No primeiro dia de preparação para o jogo contra o Japão, pela segunda fase, a maioria dos holofotes não estava voltada para o campo, onde Vini Jr, Neymar & cia treinavam, mas para o lado da imprensa. Todos queriam entrevistar Kiyomi Nakamura, jornalista japonesa que cobre a seleção desde a Copa de 1998 e que se tornou um dos rostos — e, principalmente, vozes — mais conhecidos do dia a dia da Amarelinha.
De tão requisitada, ela mal teve tempo de trabalhar. E perdeu as contas de quantas vezes lhe perguntaram se o coração fica dividido para este jogo. Uma resposta que tem na ponta da língua.
— Desculpem, japoneses. Mas, para mim, não tem como não torcer para o Brasil — conta..
Kiyomi costuma ser “adotada” por todos os treinadores da seleção, que sempre abrem um sorriso para suas perguntas nas coletivas e costumam brincar com ela. Inclusive o próprio Carlo Ancelotti:
— O seu português é igual ao meu. Por isso nos entendemos — brincou o italiano, certa vez, quando a jornalista teve dificuldade de lhe fazer uma pergunta.

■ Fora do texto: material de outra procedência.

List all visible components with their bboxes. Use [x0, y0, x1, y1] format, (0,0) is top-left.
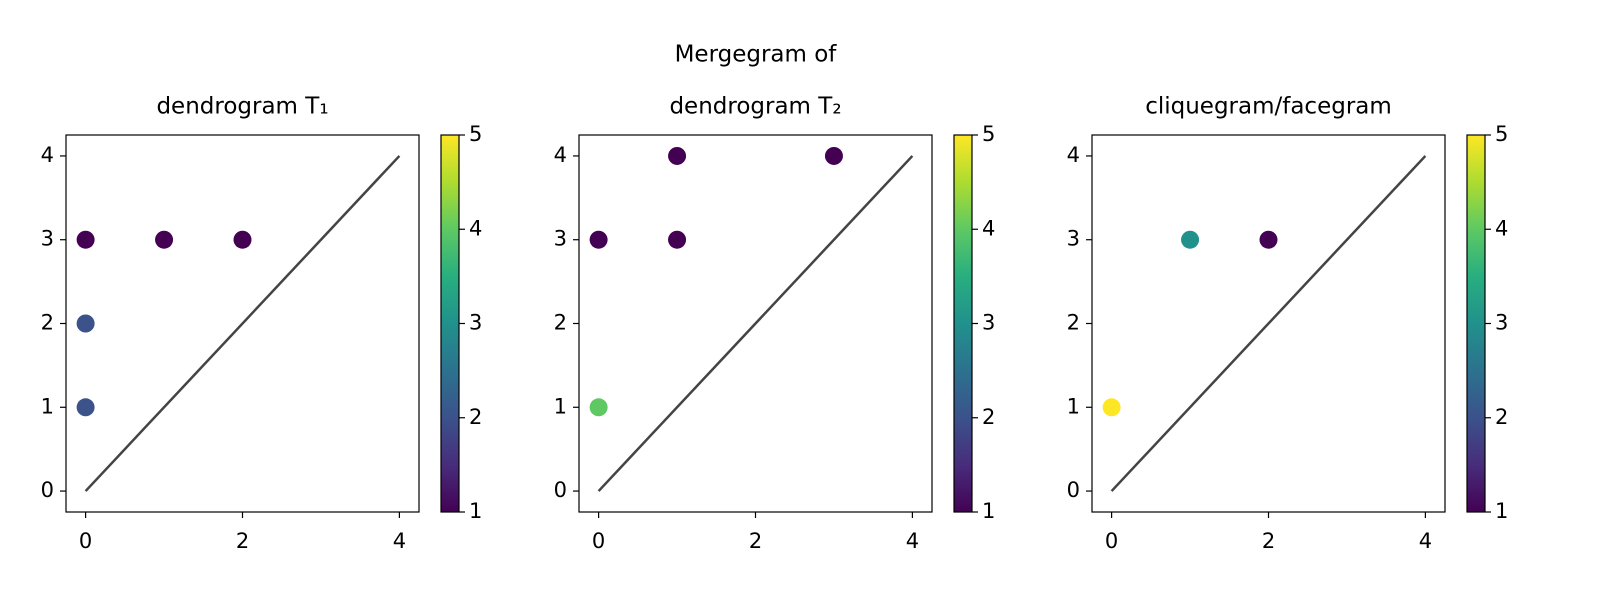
colorbar-tick-label: 5 [469, 122, 482, 146]
x-tick-label: 4 [393, 529, 406, 553]
plot-frame [578, 134, 933, 513]
point [589, 398, 608, 417]
point [1259, 230, 1278, 249]
diagonal-line [84, 155, 401, 492]
point [668, 146, 687, 165]
point [824, 146, 843, 165]
y-tick-label: 0 [41, 478, 54, 502]
y-tick-label: 2 [554, 311, 567, 335]
point [76, 314, 95, 333]
x-tick-label: 2 [749, 529, 762, 553]
point [233, 230, 252, 249]
colorbar [1466, 134, 1486, 513]
y-tick-label: 3 [1067, 227, 1080, 251]
colorbar-tick-label: 3 [469, 311, 482, 335]
point [589, 230, 608, 249]
y-tick-label: 2 [41, 311, 54, 335]
point [76, 398, 95, 417]
colorbar-tick-label: 1 [469, 499, 482, 523]
colorbar-tick-label: 2 [982, 405, 995, 429]
colorbar-tick-label: 3 [1495, 311, 1508, 335]
y-tick-label: 1 [41, 394, 54, 418]
colorbar-tick-label: 5 [1495, 122, 1508, 146]
point [1181, 230, 1200, 249]
y-tick-label: 4 [554, 143, 567, 167]
chart-title: cliquegram/facegram [1145, 94, 1392, 120]
colorbar-tick-label: 4 [982, 216, 995, 240]
point [155, 230, 174, 249]
point [668, 230, 687, 249]
x-tick-label: 0 [1105, 529, 1118, 553]
y-tick-label: 0 [554, 478, 567, 502]
colorbar-tick-label: 2 [469, 405, 482, 429]
point [76, 230, 95, 249]
colorbar-tick-label: 3 [982, 311, 995, 335]
y-tick-label: 3 [554, 227, 567, 251]
y-tick-label: 0 [1067, 478, 1080, 502]
x-tick-label: 0 [79, 529, 92, 553]
colorbar-tick-label: 2 [1495, 405, 1508, 429]
y-tick-label: 3 [41, 227, 54, 251]
colorbar-tick-label: 4 [469, 216, 482, 240]
plot-frame [65, 134, 420, 513]
y-tick-label: 1 [1067, 394, 1080, 418]
colorbar-tick-label: 5 [982, 122, 995, 146]
colorbar-tick-label: 1 [982, 499, 995, 523]
colorbar [953, 134, 973, 513]
x-tick-label: 2 [236, 529, 249, 553]
chart-title: dendrogram T₁ [156, 94, 328, 120]
y-tick-label: 1 [554, 394, 567, 418]
y-tick-label: 2 [1067, 311, 1080, 335]
colorbar [440, 134, 460, 513]
x-tick-label: 4 [906, 529, 919, 553]
diagonal-line [597, 155, 914, 492]
chart-title: dendrogram T₂ [669, 94, 841, 120]
y-tick-label: 4 [1067, 143, 1080, 167]
point [1102, 398, 1121, 417]
diagonal-line [1110, 155, 1427, 492]
chart-title: Mergegram of [675, 42, 838, 68]
plot-frame [1091, 134, 1446, 513]
x-tick-label: 4 [1419, 529, 1432, 553]
x-tick-label: 2 [1262, 529, 1275, 553]
colorbar-tick-label: 4 [1495, 216, 1508, 240]
x-tick-label: 0 [592, 529, 605, 553]
y-tick-label: 4 [41, 143, 54, 167]
colorbar-tick-label: 1 [1495, 499, 1508, 523]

Uma de suas perguntas chegou a viralizar nas redes sociais nos últimos dias. Queria perguntar a Gabriel Martinelli como ele se sentia com a possibilidade de ser campeão do mundo um mês depois de completar 25 anos. Mas se enrolou com o português e não conseguiu construir a frase. O atacante até se esforçou para tentar compreender, mas não conseguiu.
— Eu me enrolei, a pergunta ficou longa… Fiquei com muita vergonha. Mas a maneira como o Martinelli e o assessor de imprensa Fábio (Seixas) lidaram me salvou — relembra, aos risos.
De todos os treinadores que assumiram a seleção desde que Kiyomi passou a cobrir o dia a dia, dois dividem dua preferência. Um deles é Felipão. Segundo ela, foi quem lhe permitiu ter maior reconhecimento no Brasil pela forma afetuosa como a tratava nas entrevistas durante sua primeira passagem no comando.
— O Felipão é diferente. Principalmente antes da Copa de 2014. Ele sempre brincou na coletiva. Então quando andava na rua, os brasileiros perguntavam “Você é a repórter da seleção?”, “Você é a amiga do Felipão?”. Todo mundo passou a me reconhecer. Ficou muito mais fácil trabalhar no Brasil.
O segundo é Dunga, o que é curioso, já que ele não era conhecido por ter uma boa relação com a imprensa durante sua passagem pela seleção. Só que, por ter atuado por quatro anos no Japão (no Júbilo Iwata, entre 1995 e 1998), sempre deu muitas entrevistas para Kiyomi, que chegou a trabalhar como sua intérprete em viagens pelo país asiático.
Isso ajuda a tirar a curiosidade de quem se pergunta o que Kiyomi faz quando a seleção não está reunida. Na verdade, o que qualquer outro jornalista faz. No seu caso, corre atrás de reportagens para enviar para as TVs japonesas para as quais trabalha, principalmente a cobertura de eventos esportivos e entrevistas com jogadores da seleção ou brasileiros que fizeram sucesso na liga japonesa.
Foi por causa de um deles que a história de Kiyomi com o Brasil começou. Em 1998, com Zico como coordenador técnico da seleção que disputaria a Copa na França, a jornalista viajou para passar três meses acompanhando o Galinho e toda a preparação até o torneio. Ali, se encantou pelo país, pelo Rio de Janeiro e pela Amarelinha. Decidiu que era isso o que queria para a sua vida.
—A seleção brasileira não é apenas um time de futebol. Principalmente na época da Copa. Incluindo toda a coisa da paixão do povo, tristeza, felicidade… Pensei: “tenho que morar no Brasil, respirar do mesmo ar, comer da mesma comida, rir ou ficar aborrecida com os mesmos assuntos. Viver como se fosse brasileira”.
E vive assim desde 2001, no Rio. A saudade da família, que segue no Japão, ela compensa com o carinho da que a acolheu por aqui: a do cinegrafista Jorge Ventura. Os dois trabalharam juntos assim que ela se mudou e viraram grandes amigos. São 25 anos de vida que não dão margem para o coração ficar dividido quando a bola rolar na próxima segunda-feira. Antes do apito inicial, porém, há um momento em que ele deve balançar.
— No momento do hino, eu fico emocionada, tanto o do Brasil como o do Japão — admite.